About Frasier
After leaving the Boston bar where he first won America over, Dr. Frasier Crane heads home to Seattle for a fresh start as the host of a call-in psychiatry show on radio station KACL. He imagines a sleek, sophisticated single life in his designer high-rise apartment, but fate has other plans. When his gruff, retired-cop father Martin moves in after a hip injury, along with a battered recliner and a scruffy dog named Eddie, Frasier's pristine world is gently and permanently upended.

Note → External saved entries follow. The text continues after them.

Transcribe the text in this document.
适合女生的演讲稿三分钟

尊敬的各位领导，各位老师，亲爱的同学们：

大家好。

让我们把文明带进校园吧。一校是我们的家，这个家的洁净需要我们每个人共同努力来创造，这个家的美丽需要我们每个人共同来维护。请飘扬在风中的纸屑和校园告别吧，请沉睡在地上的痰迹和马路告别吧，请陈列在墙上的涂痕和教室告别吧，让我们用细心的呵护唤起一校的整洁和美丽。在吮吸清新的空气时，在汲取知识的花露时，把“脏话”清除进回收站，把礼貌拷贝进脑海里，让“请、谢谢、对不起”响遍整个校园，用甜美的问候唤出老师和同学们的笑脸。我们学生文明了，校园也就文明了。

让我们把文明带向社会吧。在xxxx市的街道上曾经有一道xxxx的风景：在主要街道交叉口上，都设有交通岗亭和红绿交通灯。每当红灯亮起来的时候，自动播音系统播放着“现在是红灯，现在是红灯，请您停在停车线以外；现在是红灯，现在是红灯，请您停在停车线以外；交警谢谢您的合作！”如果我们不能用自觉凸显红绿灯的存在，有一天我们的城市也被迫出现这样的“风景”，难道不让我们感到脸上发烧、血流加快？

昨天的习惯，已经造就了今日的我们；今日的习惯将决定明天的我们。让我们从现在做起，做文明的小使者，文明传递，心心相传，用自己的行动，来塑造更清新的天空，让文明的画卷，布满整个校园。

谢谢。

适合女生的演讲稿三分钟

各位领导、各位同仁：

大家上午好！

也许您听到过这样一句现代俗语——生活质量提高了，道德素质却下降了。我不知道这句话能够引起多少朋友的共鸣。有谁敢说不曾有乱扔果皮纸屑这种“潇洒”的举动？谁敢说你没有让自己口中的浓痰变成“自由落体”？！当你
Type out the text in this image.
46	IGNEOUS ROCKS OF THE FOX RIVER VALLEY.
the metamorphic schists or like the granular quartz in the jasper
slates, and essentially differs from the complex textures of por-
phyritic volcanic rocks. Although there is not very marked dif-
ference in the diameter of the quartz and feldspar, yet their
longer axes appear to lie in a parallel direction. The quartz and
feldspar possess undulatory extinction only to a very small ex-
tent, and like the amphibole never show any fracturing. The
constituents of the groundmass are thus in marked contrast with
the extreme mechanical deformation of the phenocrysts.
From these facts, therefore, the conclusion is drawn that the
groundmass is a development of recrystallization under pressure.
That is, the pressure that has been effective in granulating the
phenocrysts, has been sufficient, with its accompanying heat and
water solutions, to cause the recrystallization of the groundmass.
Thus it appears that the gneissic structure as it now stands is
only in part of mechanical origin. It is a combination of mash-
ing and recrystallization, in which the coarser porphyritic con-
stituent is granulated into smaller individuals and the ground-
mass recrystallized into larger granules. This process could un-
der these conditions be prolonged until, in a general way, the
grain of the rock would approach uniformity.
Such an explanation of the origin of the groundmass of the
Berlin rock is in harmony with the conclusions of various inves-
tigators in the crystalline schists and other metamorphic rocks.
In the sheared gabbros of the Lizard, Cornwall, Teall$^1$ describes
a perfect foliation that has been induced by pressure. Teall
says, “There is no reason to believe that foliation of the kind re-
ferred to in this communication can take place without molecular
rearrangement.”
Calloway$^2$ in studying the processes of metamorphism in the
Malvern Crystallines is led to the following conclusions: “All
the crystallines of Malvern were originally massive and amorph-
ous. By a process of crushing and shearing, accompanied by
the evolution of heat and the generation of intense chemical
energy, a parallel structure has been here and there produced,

The genius of the series lies in its sparring partners. Frasier and his younger brother Niles are a matched set of fussy, wine-swirling, opera-loving snobs whose rivalry and devotion drive much of the comedy, while Martin keeps both their egos firmly grounded. Into this household arrives Daphne Moon, the English physiotherapist hired to look after Martin, whose plainspoken warmth and psychic flashes become the heart of the home and the object of Niles' long, hilariously hopeless infatuation.
Across eleven seasons, Frasier balanced farce worthy of a French stage play with genuine tenderness about family, loneliness, and the comedy of being too clever for one's own good. It became one of the most awarded sitcoms in television history and a high-water mark for the form, anchored by the impeccable comic timing of Kelsey Grammer, David Hyde Pierce, and Jane Leeves.